Given the upward trend in suburban taxes, "I'm not really surprised at the findings," said Scott Drenkard, economist at the National Tax Foundation, a Washington research group. "I think the story overall is an accurate one."

The upshot of the narrowing gap in tax burdens, the Pew report said, is that the city has erased some of the competitive tax advantages long enjoyed by its neighbors.

The study, however, was confined to taxes, and did not consider issues such as business levies, other fees, or the quality of municipal services and schools. "The analysis also does not reflect whether residents are getting their money's worth," the report said.

The tax-burden figures were calculated for a family of four making $60,000 annually and living in a house worth $186,000 - a standard income-to-home value spread. But that is hardly a one-size-fits-all model.

"Our findings are not reflective of real families," said Thomas Ginsberg, the report's author.

For the model family, Pew attempted to measure the percentage of income that Philadelphians and suburbanites spent on property, wage, and sales taxes in 2000 and 2012.

Why did the gap between the city and the suburbs tighten? Suburban real estate taxes have risen more robustly than the city's, and while some towns have added earned-income taxes or raised rates, the city lowered its wage tax from 4.6 percent in 2000 to 3.9 percent in 2012. The wage tax remains the source of the bulk of the city's tax revenues.

Philadelphia residents pay wildly different property-tax rates, as a result of a broken assessment system. But on average, the city's effective tax rate - the annual bill as a percentage of home value - is about 1.2 percent, compared with 2.3 percent in the suburban towns.

The owner of the $186,000 house in the suburbs would pay $2,000 more annually than the city counterpart.
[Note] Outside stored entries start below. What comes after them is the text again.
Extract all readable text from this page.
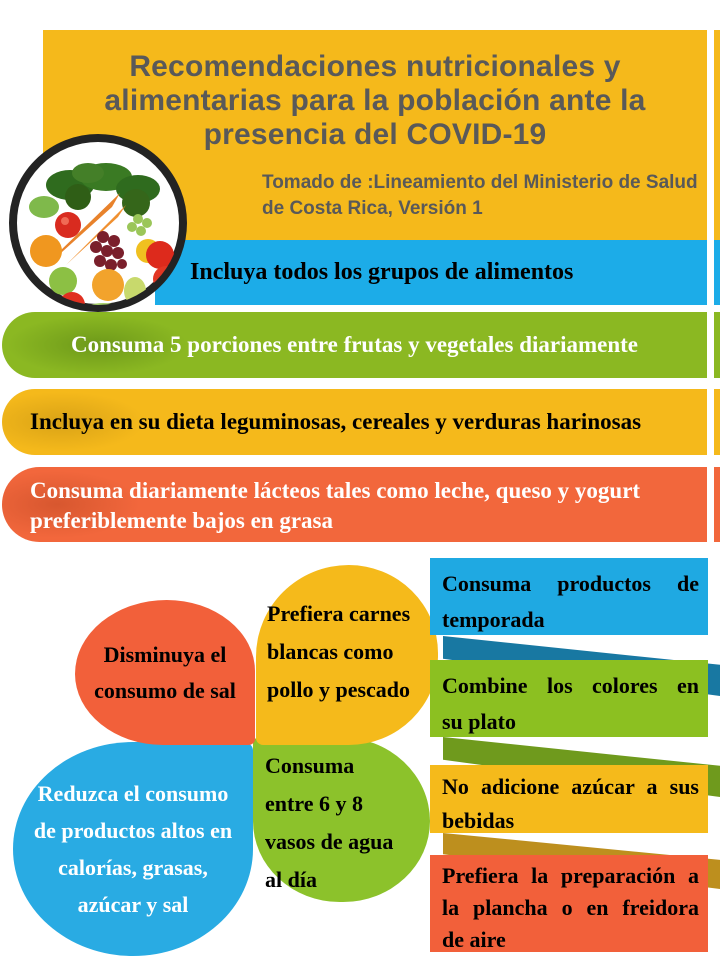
Recomendaciones nutricionales y
alimentarias para la población ante la
presencia del COVID-19
Tomado de :Lineamiento del Ministerio de Salud
de Costa Rica, Versión 1
Incluya todos los grupos de alimentos
Consuma 5 porciones entre frutas y vegetales diariamente
Incluya en su dieta leguminosas, cereales y verduras harinosas
Consuma diariamente lácteos tales como leche, queso y yogurt
preferiblemente bajos en grasa
Reduzca el consumo
de productos altos en
calorías, grasas,
azúcar y sal
Consuma
entre 6 y 8
vasos de agua
al día
Disminuya el
consumo de sal
Prefiera carnes
blancas como
pollo y pescado
Consuma productos de
temporada
Combine los colores en
su plato
No adicione azúcar a sus
bebidas
Prefiera la preparación a
la plancha o en freidora
de aire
The study found that the heftiest tax burdens are borne by suburban commuters into the city who pay higher property taxes where they live, then get hit up by Philadelphia's wage tax.

However, the workforce commuting to the city represents a dwindling minority in the neighboring counties. An analysis by the Delaware Valley Regional Planning Commission puts that number at about 11 percent, roughly half what it was in 1970.

The average suburban-burden number got an upward boost from property-tax rates in eastern Delaware County, which are among the highest in the country. The list included towns such as Darby Borough and Collingdale, where $186,000 homes are scarce.

Since the Pew results were not weighted by population, Darby would carry the same value as Lower Merion Township, which is about five times its size.

Working to hold down the suburban burden figure would be the inclusion of Pine Valley and Tavistock, which are essentially incorporated golf courses. Their burden figures were among the region's lowest.

The results would have been more precise if weighted, said Forrest Huffman, real estate and finance professor at Temple University. He added, however, that the sample size probably was large enough to correct for outliers.

Ginsberg said economists who reviewed the report found the methodology sound. They concurred with the basic conclusion that the tax advantages of living in the suburbs vs. the city aren't what they used to be.